Bones: Season Four Blu-ray, Special Features and Extras
Fox gives Bones: Season Four the same sad supplemental package it's given most of its television releases of late. First up is "Androgyny: Playing Haru Tanaka" (HD, 7 minutes), an interview with actress Ally Maki about her induction into the Bones universe and her portrayal of an unorthodox prodigy. Next comes "Squints in Training" (HD, 10 minutes), an admittedly entertaining overview of the various interns featured on the show this season. Two dull and unnecessary "Deleted Scenes" (HD, 2 minutes) follow, but should have been kept out of sight, out of mind. A decent "Gag Reel" (HD, 6 minutes) is amusing as well, but offers little more than the usual assortment of line flubs and crackups. Ah well, at least it's all presented in high definition.

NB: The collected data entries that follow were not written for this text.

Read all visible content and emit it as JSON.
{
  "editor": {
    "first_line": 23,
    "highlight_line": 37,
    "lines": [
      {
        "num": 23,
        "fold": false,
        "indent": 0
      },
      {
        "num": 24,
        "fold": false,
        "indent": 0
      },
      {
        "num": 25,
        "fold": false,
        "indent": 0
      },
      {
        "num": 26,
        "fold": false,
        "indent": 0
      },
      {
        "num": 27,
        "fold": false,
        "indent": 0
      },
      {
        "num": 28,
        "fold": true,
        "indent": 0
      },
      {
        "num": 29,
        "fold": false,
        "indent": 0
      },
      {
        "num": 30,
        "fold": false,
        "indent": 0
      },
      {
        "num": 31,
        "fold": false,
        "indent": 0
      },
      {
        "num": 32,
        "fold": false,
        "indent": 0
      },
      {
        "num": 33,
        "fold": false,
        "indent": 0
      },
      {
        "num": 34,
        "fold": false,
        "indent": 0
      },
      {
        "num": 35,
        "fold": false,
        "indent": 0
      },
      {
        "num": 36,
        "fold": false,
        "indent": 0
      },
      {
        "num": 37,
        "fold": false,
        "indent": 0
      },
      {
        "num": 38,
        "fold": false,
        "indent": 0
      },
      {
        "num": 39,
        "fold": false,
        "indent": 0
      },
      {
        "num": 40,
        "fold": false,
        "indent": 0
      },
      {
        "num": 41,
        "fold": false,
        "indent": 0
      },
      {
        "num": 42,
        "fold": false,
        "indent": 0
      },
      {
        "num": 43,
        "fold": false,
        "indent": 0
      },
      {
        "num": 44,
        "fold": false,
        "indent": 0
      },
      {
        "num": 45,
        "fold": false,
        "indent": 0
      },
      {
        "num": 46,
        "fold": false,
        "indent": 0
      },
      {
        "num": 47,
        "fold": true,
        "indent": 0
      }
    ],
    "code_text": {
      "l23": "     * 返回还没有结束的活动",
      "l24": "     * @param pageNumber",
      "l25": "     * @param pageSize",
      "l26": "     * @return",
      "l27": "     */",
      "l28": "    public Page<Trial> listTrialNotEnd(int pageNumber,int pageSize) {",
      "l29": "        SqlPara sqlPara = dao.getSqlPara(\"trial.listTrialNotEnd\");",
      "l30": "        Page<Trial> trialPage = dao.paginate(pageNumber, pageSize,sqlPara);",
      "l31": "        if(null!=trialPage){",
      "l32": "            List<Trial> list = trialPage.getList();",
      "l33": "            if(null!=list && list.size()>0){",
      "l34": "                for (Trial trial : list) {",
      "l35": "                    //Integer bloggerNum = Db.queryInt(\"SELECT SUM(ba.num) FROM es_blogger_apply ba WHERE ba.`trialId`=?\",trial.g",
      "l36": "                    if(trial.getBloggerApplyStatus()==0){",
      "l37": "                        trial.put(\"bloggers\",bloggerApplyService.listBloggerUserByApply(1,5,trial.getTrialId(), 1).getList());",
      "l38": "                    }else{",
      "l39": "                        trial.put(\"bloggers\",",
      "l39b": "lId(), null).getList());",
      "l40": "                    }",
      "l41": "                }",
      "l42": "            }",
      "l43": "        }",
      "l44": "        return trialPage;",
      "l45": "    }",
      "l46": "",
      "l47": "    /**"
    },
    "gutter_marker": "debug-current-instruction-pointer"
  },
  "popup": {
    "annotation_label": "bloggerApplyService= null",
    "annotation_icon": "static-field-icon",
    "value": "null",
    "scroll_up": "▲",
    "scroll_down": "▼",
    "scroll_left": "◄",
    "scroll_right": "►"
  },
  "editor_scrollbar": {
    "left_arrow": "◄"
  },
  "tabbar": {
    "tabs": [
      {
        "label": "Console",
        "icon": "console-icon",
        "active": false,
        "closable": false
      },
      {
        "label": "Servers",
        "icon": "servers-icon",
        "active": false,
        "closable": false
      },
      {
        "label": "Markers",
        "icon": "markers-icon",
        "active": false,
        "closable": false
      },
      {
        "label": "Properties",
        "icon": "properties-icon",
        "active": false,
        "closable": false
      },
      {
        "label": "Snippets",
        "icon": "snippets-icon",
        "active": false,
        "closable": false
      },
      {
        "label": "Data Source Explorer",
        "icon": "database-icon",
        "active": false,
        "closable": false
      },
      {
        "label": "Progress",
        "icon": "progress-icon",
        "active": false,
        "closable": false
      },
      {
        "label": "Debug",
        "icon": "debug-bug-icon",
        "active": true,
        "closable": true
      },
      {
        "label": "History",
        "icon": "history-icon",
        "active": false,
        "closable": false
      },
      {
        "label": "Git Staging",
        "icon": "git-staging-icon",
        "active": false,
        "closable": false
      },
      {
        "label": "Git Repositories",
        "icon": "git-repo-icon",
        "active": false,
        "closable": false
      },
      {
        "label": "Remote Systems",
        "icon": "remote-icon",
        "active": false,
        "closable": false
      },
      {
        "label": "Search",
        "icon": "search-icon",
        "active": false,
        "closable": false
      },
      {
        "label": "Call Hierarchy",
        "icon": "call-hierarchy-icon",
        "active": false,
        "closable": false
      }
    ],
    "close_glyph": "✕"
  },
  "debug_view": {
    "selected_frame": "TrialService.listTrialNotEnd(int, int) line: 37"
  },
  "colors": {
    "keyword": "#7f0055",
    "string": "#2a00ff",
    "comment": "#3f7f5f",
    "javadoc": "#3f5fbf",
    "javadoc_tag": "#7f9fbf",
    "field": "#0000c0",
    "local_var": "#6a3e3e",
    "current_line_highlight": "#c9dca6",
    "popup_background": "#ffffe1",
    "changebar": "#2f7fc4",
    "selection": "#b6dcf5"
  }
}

Bones: Season Four Blu-ray, Overall Score and Recommendation
Don't be frightened away by the "Season Four" in Bones: Season Four. Even if you've never seen a single episode, the show is so accessible that newcomers will be able to enjoy Booth and Brennan's cases as readily as series regulars. With sharp wit, hilarious characters, and addictive storylines, Bones is a procedural gem. Better still, the Blu-ray edition features an excellent video transfer and an equally impressive DTS-HD Master Audio track. The only downside? A limp and limited supplemental package. Even so, with such a solid series and such a satisfying AV presentation, what's not to love? Give it a shot... chances are, you won't be sorry.